In refusing to accept the case for review, the justices let stand a 2002 decision by the U.S. Court of Appeals for the Federal Circuit in Washington D.C. that recruiter promises of free lifetime care were not backed by statute and therefore not binding contracts on the government.
Retired Air Force Col. George “Bud” Day, lawyer for the retirees, said he was “extremely disappointed” that the high court declined review “at a time when we have young people committed to war in the Middle East and when the honor of the country, in terms of doing what we say we’re going to do, is at stake.”
Day represents Lt. Cols. Robert L. Reinlie and the estate of William O. “Sam” Schism who died in March. Both retirees began their careers during World War II and the Korean War. Had the case gone to trial, Day would have sought class action status to represent 1.5 million retirees who entered service before June 7, 1956. Retirees who joined on or after that date were excluded because they came in under a law that, for the first time, limited on-base medical benefits for retirees to “space available” care. For older retirees, the lawsuit sought up to $10,000 apiece in reimbursement for Medicare Part B premiums paid since age 65.

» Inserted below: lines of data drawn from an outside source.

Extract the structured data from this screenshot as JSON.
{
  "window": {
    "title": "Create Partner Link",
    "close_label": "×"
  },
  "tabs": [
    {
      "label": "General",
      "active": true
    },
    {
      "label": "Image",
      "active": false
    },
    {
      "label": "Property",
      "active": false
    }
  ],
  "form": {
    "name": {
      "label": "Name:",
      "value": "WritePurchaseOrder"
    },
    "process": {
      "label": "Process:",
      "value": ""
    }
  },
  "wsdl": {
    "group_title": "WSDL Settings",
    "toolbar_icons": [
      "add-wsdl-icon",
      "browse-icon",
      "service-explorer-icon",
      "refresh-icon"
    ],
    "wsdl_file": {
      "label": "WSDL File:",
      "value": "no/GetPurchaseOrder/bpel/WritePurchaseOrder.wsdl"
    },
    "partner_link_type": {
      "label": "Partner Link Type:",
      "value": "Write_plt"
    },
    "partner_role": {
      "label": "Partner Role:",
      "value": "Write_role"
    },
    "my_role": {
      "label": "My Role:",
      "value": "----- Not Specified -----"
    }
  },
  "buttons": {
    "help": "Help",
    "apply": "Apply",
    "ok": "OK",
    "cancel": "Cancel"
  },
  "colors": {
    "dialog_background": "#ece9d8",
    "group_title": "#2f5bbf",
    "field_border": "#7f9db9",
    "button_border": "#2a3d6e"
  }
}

While the lawsuit and Day, a Medal of Honor recipient for heroism leading fellow prisoners of war in Vietnam, attracted national attention, Medicare-eligible retirees won two extraordinary legislative victories. In 2002 Congress enacted TRICARE for Life and the TRICARE Senior Pharmacy program. It was the biggest expansion in government-funded health benefits in decades. This left many retirees satisfied that the promise of lifetime health care had been restored.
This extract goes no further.